LG Berlin, Az.: 23 O 184/13

Urteil vom 12.06.2013

Die Verfügungsbeklagte wird im Wege einstweiliger Verfügung verpflichtet, die Krankenbehandlungs- und Übernachtungskosten gemäß den Kostenvoranschlägen der chirurgischen Klinik Dr. R. vom 21.09.2012 in Höhe von 44.179,47 Euro sowie des Gästehauses am … vom 21.09.2012 in Höhe von 3.580,50 Euro, insgesamt somit 47.759,97 Euro, zu tragen.

Die Verfügungsbeklagte hat die Kosten des Verfahrens zu tragen.

Das Urteil ist vorläufig vollstreckbar.

Tatbestand

Krankheitskostenversicherung: Anspruch auf zukünftige Deckungszusagen für Behandlungen
Symbolfoto: Memoryman/Bigstock

Der Verfügungskläger ist seit dem 01.01.1983 Versicherungsnehmer einer Krankheitskostenversicherung (Versicherungsnummer …) bei der Verfügungsbeklagten, welche unter anderem die ambulante und stationäre Heilbehandlung umfasst. Hinsichtlich des weiteren Inhalts der Versicherung wird auf den in Anlage eV9 befindlichen Versicherungsschein Bezug genommen.

Der Verfügungskläger erkrankte im Jahre 2004 an einem Prostatakarzinom, welches noch im selben Jahr operativ entfernt wurde. Im Jahr 2009 erfolgte eine chemotherapeutische Behandlung des Verfügungsklägers. Gleichwohl kam es im Jahre 2010 zu einem erneuten Auftreten der Krebserkrankung in Form eines Lokalrezidivs im Bereich der Blasenwand und in unmittelbarer Nähe zum Enddarm. Dieses wurde zunächst durch eine Hormonablation behandelt, da eine konventionelle Therapie mittels Photonenbestrahlung wegen der zu erwartenden Komplikationen auf Grund der in Folge der Lokalisation zu erwartenden Komplikationen und möglichen Folgeschäden für den Verfügungskläger nicht vertretbar war.

Ferner wurde 2010 bei dem Verfügungskläger ein Bauchaortenaneurysma, welches ebenfalls operativ behandelt werden musste, sowie multiple vergrößerte Lymphknoten diagnostiziert. Ebenfalls im Jahr 2010 musste eine Harnblasenmetastase operativ entfernt werden.

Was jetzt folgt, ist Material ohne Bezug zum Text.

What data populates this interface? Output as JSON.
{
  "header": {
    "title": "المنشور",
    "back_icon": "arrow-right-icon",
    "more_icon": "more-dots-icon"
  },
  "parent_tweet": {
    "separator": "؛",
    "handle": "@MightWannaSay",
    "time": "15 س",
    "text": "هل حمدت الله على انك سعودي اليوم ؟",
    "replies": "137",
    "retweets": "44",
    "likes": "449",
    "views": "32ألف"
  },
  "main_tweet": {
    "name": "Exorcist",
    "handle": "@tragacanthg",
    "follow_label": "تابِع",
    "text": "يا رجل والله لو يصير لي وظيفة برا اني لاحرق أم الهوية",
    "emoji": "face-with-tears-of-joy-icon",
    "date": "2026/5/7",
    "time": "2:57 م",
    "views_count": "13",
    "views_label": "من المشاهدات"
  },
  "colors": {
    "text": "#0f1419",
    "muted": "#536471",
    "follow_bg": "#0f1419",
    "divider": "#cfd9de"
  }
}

Mit Schreiben vom 23.09.2010 übermittelte der Verfügungskläger der Verfügungsbeklagten die streitgegenständlichen Kostenvoranschläge der Chirurgischen Klinik Dr. R. in München vom 21.09.2012 zur Durchführung einer Protonen-Bestrahlungstherapie mit 21 Fraktionen und einer Behandlungsdauer vom 01.-29.10.2012 über insgesamt 44.179,47 Euro sowie des Gästehauses am …x vom 21.09.2012 hinsichtlich insgesamt 31 Übernachtungspauschalen für die Unterbringung im 2-Bettzimmer und Vollpension während der Behandlungen in der Klinik über insgesamt 3.580,50 Euro bei einem Tagessatz von 115,50 Euro. Die Chirurgische Klinik Dr. R. in München ist europaweit die einzige Klinik, die die streitgegenständliche Protonenbehandlung durchführt. Hinsichtlich des weiteren Inhalts der Kostenvoranschläge wird auf Anlage eV2 Bezug genommen.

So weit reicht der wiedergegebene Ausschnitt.